When the Wake Forest Planning Board meets on Tuesday, Sept. 5, at 7:30 p.m. the board members will hold joint public hearings with the town commissioners and then discuss three items: a request to rezone 74.2 acres to light industrial use between Ligon Mill Road and the CSX rail line adjacent to the South Forest Business Park; a request to rezone 30.85 acres that straddle the county line to urban residential for a 78-lot subdivision that will be an extension of the Del Webb age-restricted subdivision in Traditions; and a request by Tops & Shanks LLC to increase the allowed uses for 10.88 acres along Capital Boulevard now owned by The Wright People.
Wake Forest attorney Keith Shackleford is requesting the rezoning to light industrial use for the 74.2 acres on behalf of Frederick Lewis III of Wilmington, who is the third-generation owner of the oddly-shaped land parcel. If rezoned, it will have road access on Ligon Mill Road and also a connection to Unicon Drive in the business park. The land along Ligon Mill is across the road from the entrance to the Margot’s Pond subdivision. The land is now zoned by Wake County for general residential, light industrial and rural holding.
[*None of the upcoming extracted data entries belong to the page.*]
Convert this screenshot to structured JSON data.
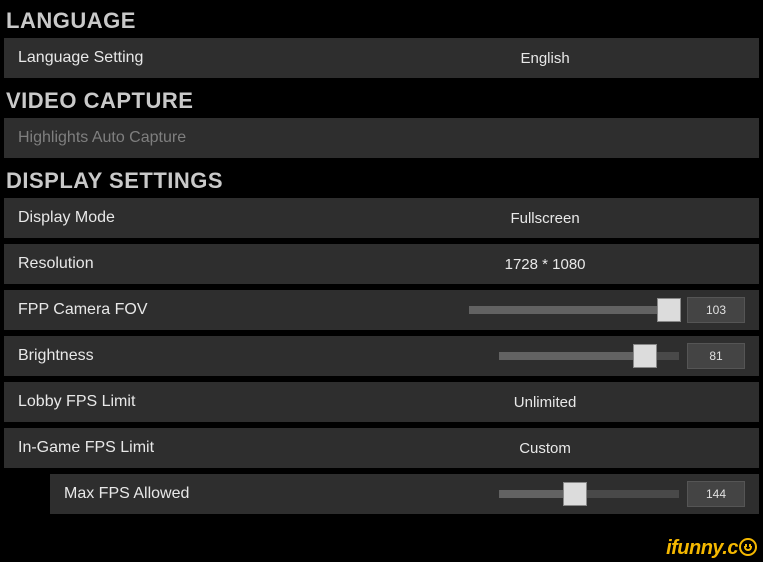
{
  "sections": {
    "language": {
      "header": "LANGUAGE",
      "setting_label": "Language Setting",
      "setting_value": "English"
    },
    "video_capture": {
      "header": "VIDEO CAPTURE",
      "highlights_label": "Highlights Auto Capture"
    },
    "display": {
      "header": "DISPLAY SETTINGS",
      "display_mode_label": "Display Mode",
      "display_mode_value": "Fullscreen",
      "resolution_label": "Resolution",
      "resolution_value": "1728 * 1080",
      "fov_label": "FPP Camera FOV",
      "fov_value": "103",
      "brightness_label": "Brightness",
      "brightness_value": "81",
      "lobby_fps_label": "Lobby FPS Limit",
      "lobby_fps_value": "Unlimited",
      "ingame_fps_label": "In-Game FPS Limit",
      "ingame_fps_value": "Custom",
      "max_fps_label": "Max FPS Allowed",
      "max_fps_value": "144"
    }
  },
  "sliders": {
    "fov": {
      "min": 80,
      "max": 103,
      "value": 103
    },
    "brightness": {
      "min": 0,
      "max": 100,
      "value": 81
    },
    "max_fps": {
      "min": 30,
      "max": 300,
      "value": 144
    }
  },
  "watermark": "ifunny.c"
}
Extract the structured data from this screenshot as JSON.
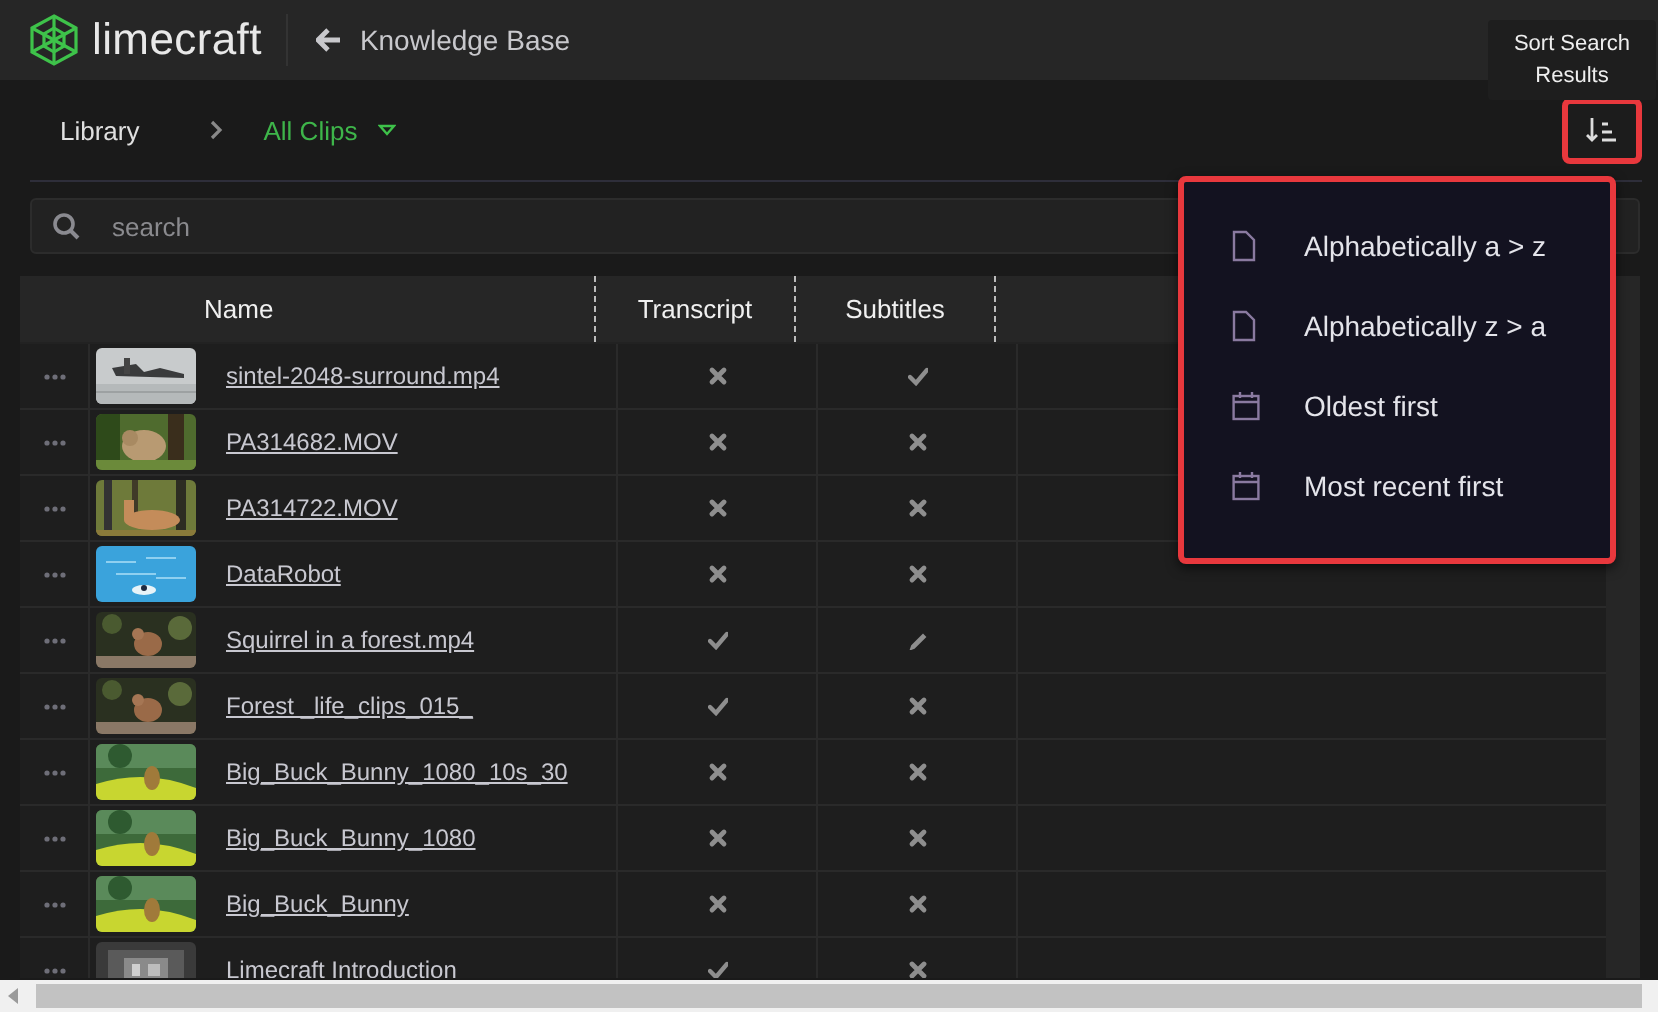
{
  "header": {
    "logo": "limecraft",
    "back_label": "Knowledge Base"
  },
  "tooltip": "Sort Search Results",
  "breadcrumb": {
    "root": "Library",
    "current": "All Clips"
  },
  "sort_button": {
    "highlighted": true
  },
  "search": {
    "placeholder": "search"
  },
  "table": {
    "columns": [
      "Name",
      "Transcript",
      "Subtitles"
    ],
    "rows": [
      {
        "name": "sintel-2048-surround.mp4",
        "transcript": {
          "kind": "cross"
        },
        "subtitles": {
          "kind": "check"
        }
      },
      {
        "name": "PA314682.MOV",
        "transcript": {
          "kind": "cross"
        },
        "subtitles": {
          "kind": "cross"
        }
      },
      {
        "name": "PA314722.MOV",
        "transcript": {
          "kind": "cross"
        },
        "subtitles": {
          "kind": "cross"
        }
      },
      {
        "name": "DataRobot",
        "transcript": {
          "kind": "cross"
        },
        "subtitles": {
          "kind": "cross"
        }
      },
      {
        "name": "Squirrel in a forest.mp4",
        "transcript": {
          "kind": "check"
        },
        "subtitles": {
          "kind": "pencil"
        }
      },
      {
        "name": "Forest _life_clips_015_",
        "transcript": {
          "kind": "check"
        },
        "subtitles": {
          "kind": "cross"
        }
      },
      {
        "name": "Big_Buck_Bunny_1080_10s_30",
        "transcript": {
          "kind": "cross"
        },
        "subtitles": {
          "kind": "cross"
        }
      },
      {
        "name": "Big_Buck_Bunny_1080",
        "transcript": {
          "kind": "cross"
        },
        "subtitles": {
          "kind": "cross"
        }
      },
      {
        "name": "Big_Buck_Bunny",
        "transcript": {
          "kind": "cross"
        },
        "subtitles": {
          "kind": "cross"
        }
      },
      {
        "name": "Limecraft Introduction",
        "transcript": {
          "kind": "check"
        },
        "subtitles": {
          "kind": "cross"
        }
      }
    ]
  },
  "sort_menu": {
    "highlighted": true,
    "items": [
      {
        "kind": "file",
        "label": "Alphabetically a > z"
      },
      {
        "kind": "file",
        "label": "Alphabetically z > a"
      },
      {
        "kind": "date",
        "label": "Oldest first"
      },
      {
        "kind": "date",
        "label": "Most recent first"
      }
    ]
  }
}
DS Traditions of Phoenix, Arizona owns the 30.85 acres with frontage on North White Street on Franklin County, and the land is about equally divided between Franklin and Wake counties. DS Traditions also owns the 104 acres across Dunn Creek where Del Webb is building an age-restricted subdivision along Gilcrest Farm Road, a project planned for 452 homes on 164 acres.
Stewart Inc., a Durham engineering firm, is requesting the rezoning of the vacant land to conditional urban residential. There will be 78 single-family lots. Joe Puckett, the project manager for Stewart, said in a July 6 letter to the adjacent land owners that the first plan has been changed in response to their concerns in the June 13 neighborhood meeting. Those changes include a 20-foot buffer on the northern property line along with a 6-foot privacy fence on one part of that property line; a shift in the entrance street to the south, making it more than 50 feet away from the northern neighbor; and a condition that the road connection to Burchblind Drive in the Hunters Crossing subdivision to the south be delayed until all the homes on the south side of Dunn Creek are built (lots 55-78).
Some of the project’s paperwork are headed as the Wake Forest Goldston subdivision, but William and Louise Goldston sold the property earlier this year.
The 10.88 acres along Capital Boulevard owned by The Wright People was rezoned in 2005 to conditional use highway business but the uses were limited to general office, retail, flex space and restaurants. The applicant, Tops & Shanks LLC, which is connected to at least two other Raleigh LLC entities which share the same address and same manager, wants to amend the permit to include all the possible uses in a highway business district.